With the election of Donald Trump and retention of a Republican Congress, “Obamacare” dies. But “repeal and replace” simply means that Congress will repeal and Washington State will replace. Sure the money will be gone; but, the rules won’t change. Instead, we face the tedious, expensive, and confusing process of revising insurance forms and processes to do the same thing without Obamacare.

Washington the state will still travel the same road in the same direction. Why? Because Washington State laws remain largely intact. The longstanding state rules varied little from the federal reforms. With repeal of Obamacare, you get the state version minus the money and the individual and employer mandates.

Federal health care reform modestly changed Washington’s laws. These Washington laws remain on the books and include all of the following:

  •    Guaranteed issue and renewal of health plans with exceptions for very sick people purchasing individual plans. (RCW 48.43.035, 48.43.018, and 48.43.038)
  •    Guaranteed, subsidized health plan coverage for people who need ongoing, costly care who are not eligible for public programs [ending as federal reforms phase in over the next few years]. (RCW 48.41.100)
  •    Limits on exclusions and waiting periods for coverage of known health problems. (RCW 48.43.012 & 48.43.015)
  •    Minimum benefit standards for individual health plans including maternity and prescription drug benefits. (RCW 48.43.041)
  •    Dozens of required plan benefits ranging from access to particular types of health care practitioners to coverage of particular types of care.
  •    Prohibition on discrimination against practitioners by type of license [chiropractors have additional protections]. (RCW 48.43.045 & 48.44.310)
  •    Mandatory health care practitioner dispute resolution process. (RCW 48.43.055)
  •    Mandatory consumer dispute resolution process including independent outside review of insurer coverage denials. (RCW 48.43.530 & 48.43.535)
  •    Right of individuals, plans, and health care providers to object to services that violate religious beliefs. (adopted in 1995 –  RCW 48.43.065)
  •    Regulation of health care networks and freedom of individuals to obtain the care of their choosing. (RCW 48.43.085, .087, and .515)
  •    Women’s right to access the care need from the type of practitioner they choose. (WAC 284-170-360)
  •    Coverage of dependent children until age 26. (federal reform added a year – RCW 48.43.215)
  •    Community rating for individual and small group plans except for associations. (adopted in 1995 –  RCW 48.43.022)
  •    Minimum loss ratios (plans have to return a minimum amount of benefits for the price of coverage) (RCW 48.44.017 & WAC 284-60-060) 

Washingtonians have deep experience with health care reform dating back to its own reform experiments in the early 1990s.
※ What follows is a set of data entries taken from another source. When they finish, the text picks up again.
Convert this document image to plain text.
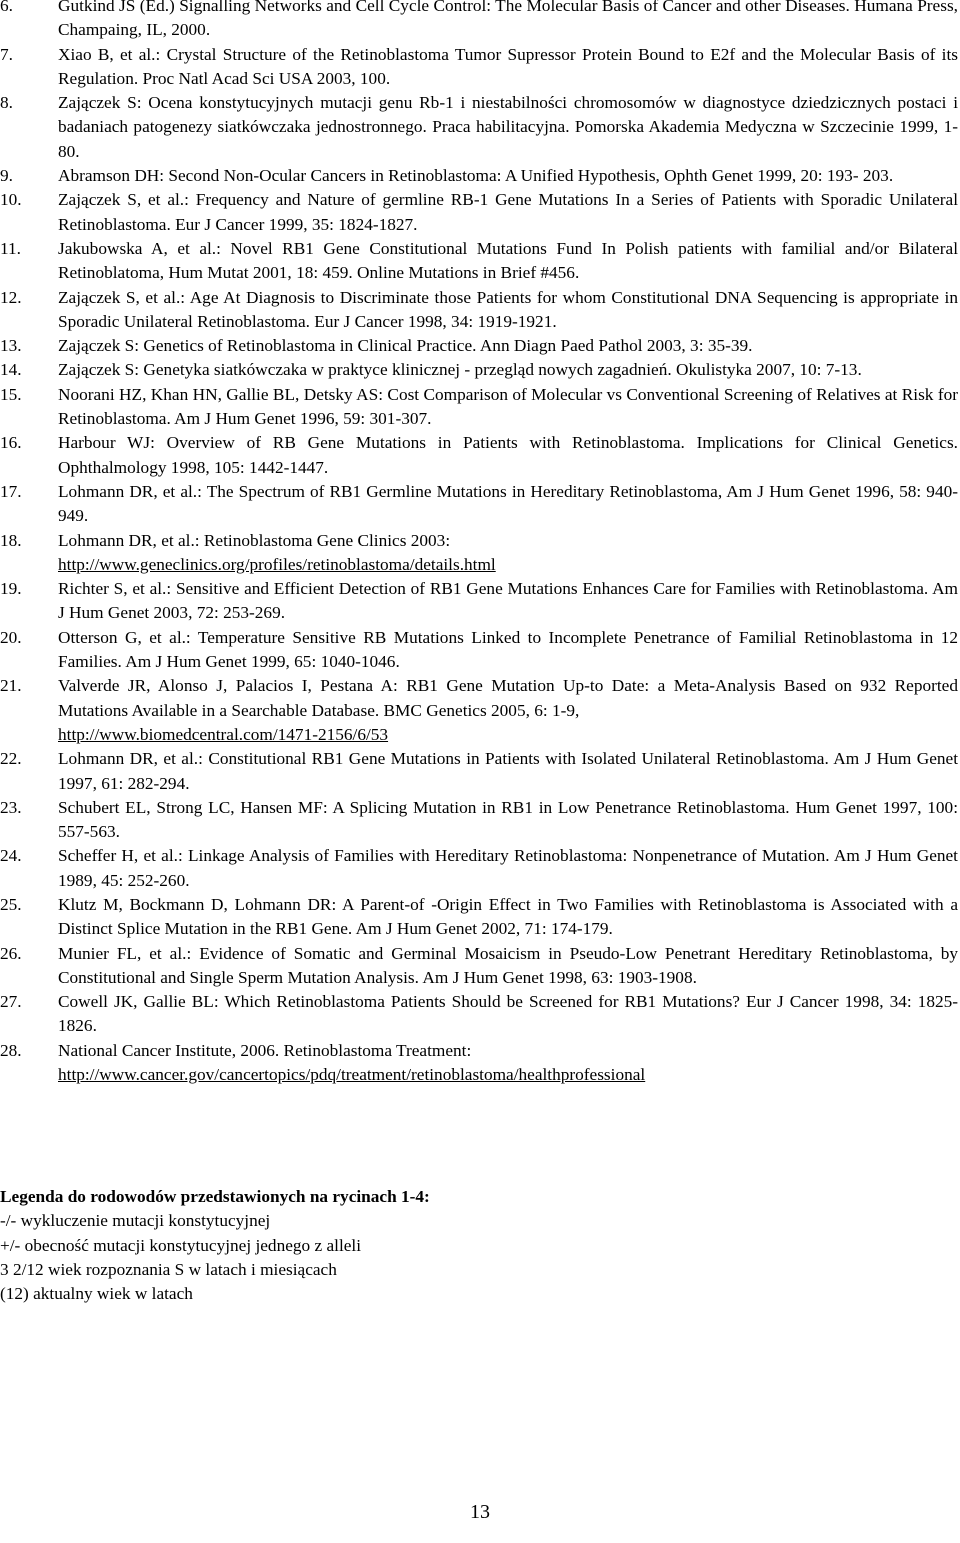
6.	Gutkind JS (Ed.) Signalling Networks and Cell Cycle Control: The Molecular Basis of Cancer and other Diseases. Humana Press, Champaing, IL, 2000.
7.	Xiao B, et al.: Crystal Structure of the Retinoblastoma Tumor Supressor Protein Bound to E2f and the Molecular Basis of its Regulation. Proc Natl Acad Sci USA 2003, 100.
8.	Zajączek S: Ocena konstytucyjnych mutacji genu Rb-1 i niestabilności chromosomów w diagnostyce dziedzicznych postaci i badaniach patogenezy siatkówczaka jednostronnego. Praca habilitacyjna. Pomorska Akademia Medyczna w Szczecinie 1999, 1-80.
9.	Abramson DH: Second Non-Ocular Cancers in Retinoblastoma: A Unified Hypothesis, Ophth Genet 1999, 20: 193- 203.
10.	Zajączek S, et al.: Frequency and Nature of germline RB-1 Gene Mutations In a Series of Patients with Sporadic Unilateral Retinoblastoma. Eur J Cancer 1999, 35: 1824-1827.
11.	Jakubowska A, et al.: Novel RB1 Gene Constitutional Mutations Fund In Polish patients with familial and/or Bilateral Retinoblatoma, Hum Mutat 2001, 18: 459. Online Mutations in Brief #456.
12.	Zajączek S, et al.: Age At Diagnosis to Discriminate those Patients for whom Constitutional DNA Sequencing is appropriate in Sporadic Unilateral Retinoblastoma. Eur J Cancer 1998, 34: 1919-1921.
13.	Zajączek S: Genetics of Retinoblastoma in Clinical Practice. Ann Diagn Paed Pathol 2003, 3: 35-39.
14.	Zajączek S: Genetyka siatkówczaka w praktyce klinicznej - przegląd nowych zagadnień. Okulistyka 2007, 10: 7-13.
15.	Noorani HZ, Khan HN, Gallie BL, Detsky AS: Cost Comparison of Molecular vs Conventional Screening of Relatives at Risk for Retinoblastoma. Am J Hum Genet 1996, 59: 301-307.
16.	Harbour WJ: Overview of RB Gene Mutations in Patients with Retinoblastoma. Implications for Clinical Genetics. Ophthalmology 1998, 105: 1442-1447.
17.	Lohmann DR, et al.: The Spectrum of RB1 Germline Mutations in Hereditary Retinoblastoma, Am J Hum Genet 1996, 58: 940-949.
18.	Lohmann DR, et al.: Retinoblastoma Gene Clinics 2003:
http://www.geneclinics.org/profiles/retinoblastoma/details.html
19.	Richter S, et al.: Sensitive and Efficient Detection of RB1 Gene Mutations Enhances Care for Families with Retinoblastoma. Am J Hum Genet 2003, 72: 253-269.
20.	Otterson G, et al.: Temperature Sensitive RB Mutations Linked to Incomplete Penetrance of Familial Retinoblastoma in 12 Families. Am J Hum Genet 1999, 65: 1040-1046.
21.	Valverde JR, Alonso J, Palacios I, Pestana A: RB1 Gene Mutation Up-to Date: a Meta-Analysis Based on 932 Reported Mutations Available in a Searchable Database. BMC Genetics 2005, 6: 1-9,
http://www.biomedcentral.com/1471-2156/6/53
22.	Lohmann DR, et al.: Constitutional RB1 Gene Mutations in Patients with Isolated Unilateral Retinoblastoma. Am J Hum Genet 1997, 61: 282-294.
23.	Schubert EL, Strong LC, Hansen MF: A Splicing Mutation in RB1 in Low Penetrance Retinoblastoma. Hum Genet 1997, 100: 557-563.
24.	Scheffer H, et al.: Linkage Analysis of Families with Hereditary Retinoblastoma: Nonpenetrance of Mutation. Am J Hum Genet 1989, 45: 252-260.
25.	Klutz M, Bockmann D, Lohmann DR: A Parent-of -Origin Effect in Two Families with Retinoblastoma is Associated with a Distinct Splice Mutation in the RB1 Gene. Am J Hum Genet 2002, 71: 174-179.
26.	Munier FL, et al.: Evidence of Somatic and Germinal Mosaicism in Pseudo-Low Penetrant Hereditary Retinoblastoma, by Constitutional and Single Sperm Mutation Analysis. Am J Hum Genet 1998, 63: 1903-1908.
27.	Cowell JK, Gallie BL: Which Retinoblastoma Patients Should be Screened for RB1 Mutations? Eur J Cancer 1998, 34: 1825-1826.
28.	National Cancer Institute, 2006. Retinoblastoma Treatment:
http://www.cancer.gov/cancertopics/pdq/treatment/retinoblastoma/healthprofessional
Legenda do rodowodów przedstawionych na rycinach 1-4:
-/- wykluczenie mutacji konstytucyjnej
+/- obecność mutacji konstytucyjnej jednego z alleli
3 2/12 wiek rozpoznania S w latach i miesiącach
(12) aktualny wiek w latach
13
Twenty years of rolling the health care reform rock up the hill should have taught that:

Complex reform leads to complex deformation;

Big bites lead to choking;

Community rating creates surly neighbors; and

Health care costs money but runs out.

Let’s be clear that criticism of federal reform or any reform doesn’t mean that reform isn’t needed. Federal regulators ignored the history and experience of the state experience with health care reform. But no one is happy with the cost, complexity, and confusion of a system of health care that depends upon a committee of strangers to decide whether people get care.

Families and businesses tired of the constant tinkering with health care and health insurance roll in the turbulent waters and fall overboard. They drown in red tape created by insurers and by government. The rescue protocol is to enact a new law.

Just because you can enact a law, it doesn’t mean people will get saved. And yet again, we’ve discovered that people lose patience when promises fail to match reality.